Proszę sobie wyobrazić sytuację że macie działkę, ogrodzona, z trzech stron takie same działki sąsiadów. Będąc na swojej działce widzicie co robi sąsiad za płotem, jak korzysta że że swojej działki i.... Nie podoba sie wam to, że np siedzi na krzesełku i patrzy w niebo. Nie jest na waszej działce. Jest na swojej. Teraz mamy działkę z linią brzegową, właściciel tej działki może na swojej działce robić to co każdy właściciel działki. Granicą dzialki jest linia brzegowa np z jeziorem, wodą publiczną. Właściciele takich działek zapominają o jednym, że nie są właścicielami jeziora, jedynie z nim graniczą. Mają specjalny przywilej graniczyć z jeziorem, ale też wg prawa nie mogą zabraniać dostępu do wody publicznej. Czy mogą zabraniać przebywania na brzegu? Korzystania z niego? Proszę pomyśleć czy można zabronić sąsiadowi za płotem patrzenia w niebo, zza płotu. On nie znajduje się na mojej działce, znajduje się na terenie który z moją działką graniczy.
Prawo wodne.
Art. 233. [Obowiązek umożliwienia dostępu do wody]

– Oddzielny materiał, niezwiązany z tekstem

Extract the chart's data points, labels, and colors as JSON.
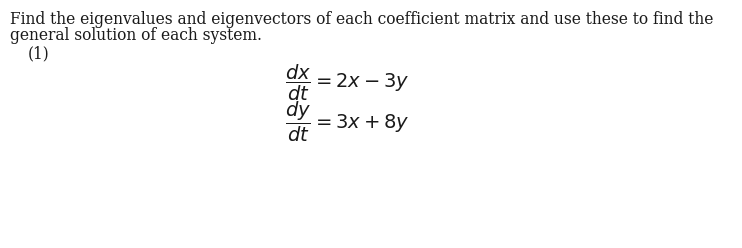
{
  "background_color": "#ffffff",
  "text_color": "#1a1a1a",
  "paragraph_line1": "Find the eigenvalues and eigenvectors of each coefficient matrix and use these to find the",
  "paragraph_line2": "general solution of each system.",
  "label_text": "(1)",
  "eq1_math": "$\\dfrac{dx}{dt} = 2x - 3y$",
  "eq2_math": "$\\dfrac{dy}{dt} = 3x + 8y$",
  "para_fontsize": 11.2,
  "math_fontsize": 14.0,
  "label_fontsize": 11.2
}
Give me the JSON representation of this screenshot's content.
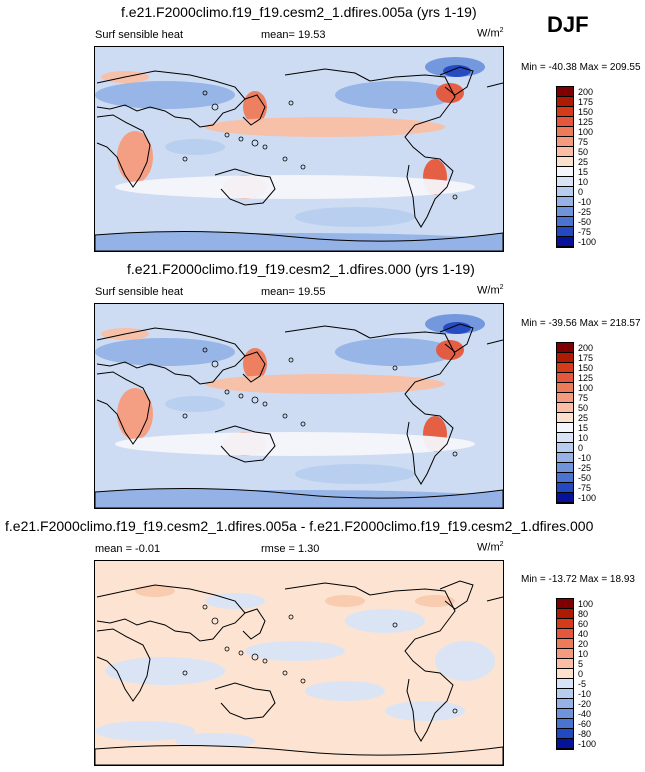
{
  "season": "DJF",
  "panels": [
    {
      "title": "f.e21.F2000climo.f19_f19.cesm2_1.dfires.005a (yrs 1-19)",
      "left_label": "Surf sensible heat",
      "mid_label": "mean=  19.53",
      "units": "W/m",
      "units_sup": "2",
      "minmax": "Min = -40.38 Max = 209.55",
      "colorbar_labels": [
        "200",
        "175",
        "150",
        "125",
        "100",
        "75",
        "50",
        "25",
        "15",
        "10",
        "0",
        "-10",
        "-25",
        "-50",
        "-75",
        "-100"
      ],
      "colorbar_colors": [
        "#7f0000",
        "#b01a00",
        "#d43b1a",
        "#e5573a",
        "#ef7a5a",
        "#f59b7d",
        "#f9bea3",
        "#fde0cc",
        "#f4f6fb",
        "#d8e4f5",
        "#b7cdee",
        "#94b2e6",
        "#6f94dc",
        "#4a74d0",
        "#2348bf",
        "#06129a"
      ],
      "field": "abs"
    },
    {
      "title": "f.e21.F2000climo.f19_f19.cesm2_1.dfires.000 (yrs 1-19)",
      "left_label": "Surf sensible heat",
      "mid_label": "mean=  19.55",
      "units": "W/m",
      "units_sup": "2",
      "minmax": "Min = -39.56 Max = 218.57",
      "colorbar_labels": [
        "200",
        "175",
        "150",
        "125",
        "100",
        "75",
        "50",
        "25",
        "15",
        "10",
        "0",
        "-10",
        "-25",
        "-50",
        "-75",
        "-100"
      ],
      "colorbar_colors": [
        "#7f0000",
        "#b01a00",
        "#d43b1a",
        "#e5573a",
        "#ef7a5a",
        "#f59b7d",
        "#f9bea3",
        "#fde0cc",
        "#f4f6fb",
        "#d8e4f5",
        "#b7cdee",
        "#94b2e6",
        "#6f94dc",
        "#4a74d0",
        "#2348bf",
        "#06129a"
      ],
      "field": "abs"
    },
    {
      "title": "f.e21.F2000climo.f19_f19.cesm2_1.dfires.005a - f.e21.F2000climo.f19_f19.cesm2_1.dfires.000",
      "left_label": "mean =  -0.01",
      "mid_label": "rmse =   1.30",
      "units": "W/m",
      "units_sup": "2",
      "minmax": "Min = -13.72 Max =  18.93",
      "colorbar_labels": [
        "100",
        "80",
        "60",
        "40",
        "20",
        "10",
        "5",
        "0",
        "-5",
        "-10",
        "-20",
        "-40",
        "-60",
        "-80",
        "-100"
      ],
      "colorbar_colors": [
        "#7f0000",
        "#b01a00",
        "#d43b1a",
        "#e5573a",
        "#ef7a5a",
        "#f59b7d",
        "#f9bea3",
        "#fde0cc",
        "#d8e4f5",
        "#b7cdee",
        "#94b2e6",
        "#6f94dc",
        "#4a74d0",
        "#2348bf",
        "#06129a"
      ],
      "field": "diff"
    }
  ],
  "chart_data": [
    {
      "type": "heatmap",
      "title": "f.e21.F2000climo.f19_f19.cesm2_1.dfires.005a (yrs 1-19)",
      "variable": "Surf sensible heat",
      "units": "W/m2",
      "season": "DJF",
      "mean": 19.53,
      "min": -40.38,
      "max": 209.55,
      "levels": [
        -100,
        -75,
        -50,
        -25,
        -10,
        0,
        10,
        15,
        25,
        50,
        75,
        100,
        125,
        150,
        175,
        200
      ]
    },
    {
      "type": "heatmap",
      "title": "f.e21.F2000climo.f19_f19.cesm2_1.dfires.000 (yrs 1-19)",
      "variable": "Surf sensible heat",
      "units": "W/m2",
      "season": "DJF",
      "mean": 19.55,
      "min": -39.56,
      "max": 218.57,
      "levels": [
        -100,
        -75,
        -50,
        -25,
        -10,
        0,
        10,
        15,
        25,
        50,
        75,
        100,
        125,
        150,
        175,
        200
      ]
    },
    {
      "type": "heatmap",
      "title": "f.e21.F2000climo.f19_f19.cesm2_1.dfires.005a - f.e21.F2000climo.f19_f19.cesm2_1.dfires.000",
      "units": "W/m2",
      "mean": -0.01,
      "rmse": 1.3,
      "min": -13.72,
      "max": 18.93,
      "levels": [
        -100,
        -80,
        -60,
        -40,
        -20,
        -10,
        -5,
        0,
        5,
        10,
        20,
        40,
        60,
        80,
        100
      ]
    }
  ]
}
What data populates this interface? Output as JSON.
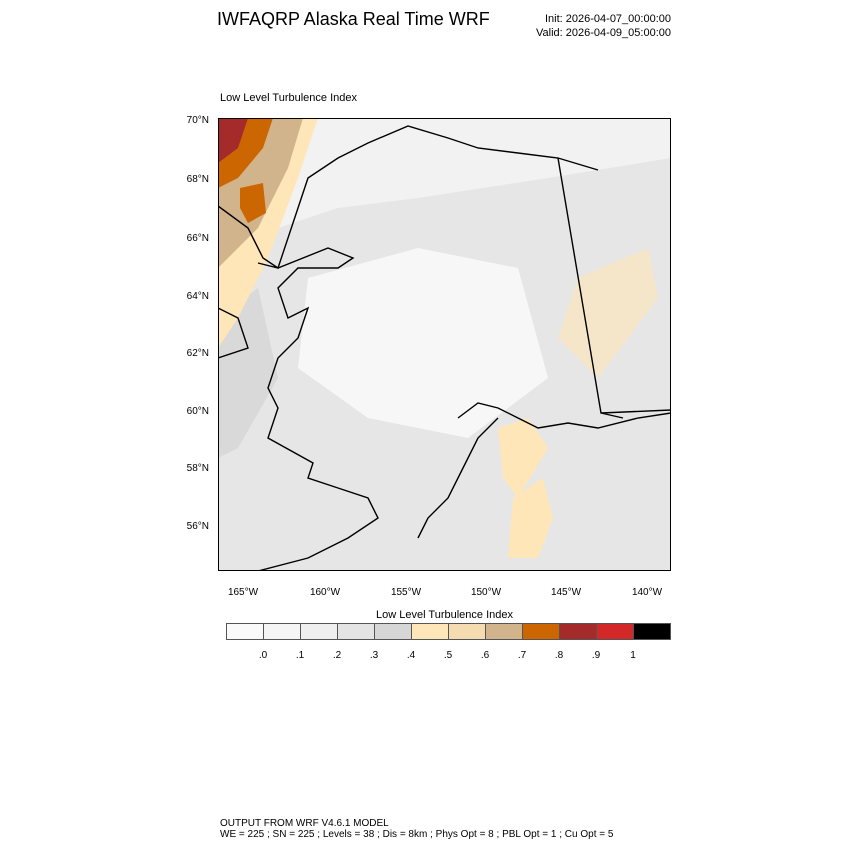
{
  "header": {
    "title": "IWFAQRP Alaska Real Time WRF",
    "init": "Init: 2026-04-07_00:00:00",
    "valid": "Valid: 2026-04-09_05:00:00"
  },
  "plot": {
    "subtitle": "Low Level Turbulence Index",
    "lat_labels": [
      "70°N",
      "68°N",
      "66°N",
      "64°N",
      "62°N",
      "60°N",
      "58°N",
      "56°N"
    ],
    "lon_labels": [
      "165°W",
      "160°W",
      "155°W",
      "150°W",
      "145°W",
      "140°W"
    ]
  },
  "colorbar": {
    "title": "Low Level Turbulence Index",
    "labels": [
      ".0",
      ".1",
      ".2",
      ".3",
      ".4",
      ".5",
      ".6",
      ".7",
      ".8",
      ".9",
      "1"
    ],
    "colors": [
      "#fafafa",
      "#f5f5f5",
      "#efefef",
      "#e4e4e4",
      "#d6d6d6",
      "#ffe6b8",
      "#f5dcb0",
      "#d2b48c",
      "#cc6600",
      "#a52a2a",
      "#d22828",
      "#000000"
    ]
  },
  "footer": {
    "line1": "OUTPUT FROM WRF V4.6.1 MODEL",
    "line2": "WE = 225 ; SN = 225 ; Levels = 38 ; Dis = 8km ; Phys Opt = 8 ; PBL Opt = 1 ; Cu Opt = 5"
  }
}
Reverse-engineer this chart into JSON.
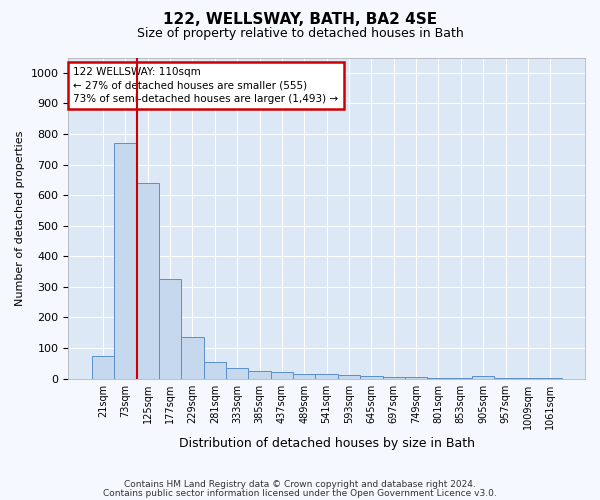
{
  "title": "122, WELLSWAY, BATH, BA2 4SE",
  "subtitle": "Size of property relative to detached houses in Bath",
  "xlabel": "Distribution of detached houses by size in Bath",
  "ylabel": "Number of detached properties",
  "bar_color": "#c5d8ee",
  "bar_edge_color": "#5b8fc9",
  "annotation_box_color": "#cc0000",
  "vline_color": "#cc0000",
  "categories": [
    "21sqm",
    "73sqm",
    "125sqm",
    "177sqm",
    "229sqm",
    "281sqm",
    "333sqm",
    "385sqm",
    "437sqm",
    "489sqm",
    "541sqm",
    "593sqm",
    "645sqm",
    "697sqm",
    "749sqm",
    "801sqm",
    "853sqm",
    "905sqm",
    "957sqm",
    "1009sqm",
    "1061sqm"
  ],
  "values": [
    75,
    770,
    640,
    325,
    135,
    55,
    35,
    25,
    20,
    15,
    15,
    12,
    8,
    5,
    5,
    3,
    3,
    8,
    3,
    3,
    3
  ],
  "ylim": [
    0,
    1050
  ],
  "yticks": [
    0,
    100,
    200,
    300,
    400,
    500,
    600,
    700,
    800,
    900,
    1000
  ],
  "annotation_text": "122 WELLSWAY: 110sqm\n← 27% of detached houses are smaller (555)\n73% of semi-detached houses are larger (1,493) →",
  "vline_x": 1.5,
  "footer_line1": "Contains HM Land Registry data © Crown copyright and database right 2024.",
  "footer_line2": "Contains public sector information licensed under the Open Government Licence v3.0.",
  "fig_bg_color": "#f5f8fe",
  "plot_bg_color": "#dce8f5",
  "grid_color": "#ffffff",
  "title_fontsize": 11,
  "subtitle_fontsize": 9,
  "ylabel_fontsize": 8,
  "xlabel_fontsize": 9,
  "tick_fontsize": 7,
  "footer_fontsize": 6.5
}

1. Właściciel nieruchomości przyległej do publicznych śródlądowych wód powierzchniowych jest obowiązany umożliwić dostęp do wód na potrzeby wykonywania robót związanych z utrzymywaniem wód oraz dla ustawiania znaków żeglugowych lub hydrologiczno-meteorologicznych urządzeń pomiarowych.
2. Właściciel nieruchomości przyległej do wód objętych powszechnym korzystaniem jest obowiązany zapewnić dostęp do wód w sposób umożliwiający to korzystanie. Części nieruchomości umożliwiające dostęp do wód wyznacza wójt, burmistrz lub prezydent miasta, w drodze decyzji.
3. Właścicielowi nieruchomości, o którym mowa w ust. 1, przysługuje odszkodowanie odpowiednio od właściciela wód albo właściciela hydrologiczno-meteorologicznych urządzeń pomiarowych, a właścicielowi nieruchomości, o którym mowa w ust. 2 - z budżetu gminy, na warunkach określonych w art. 469.
Generalnie nasze przepisy są do bani, niejasne, niejednoznaczne. Ale tak na chłopski rozum, czy ja mogę powiedzieć sąsiadowi żeby nie robił czegoś za płotem?, poza moją nieruchomością? Pomyślcie, właściciele prywatnych linii brzegowych na wodach publicznych.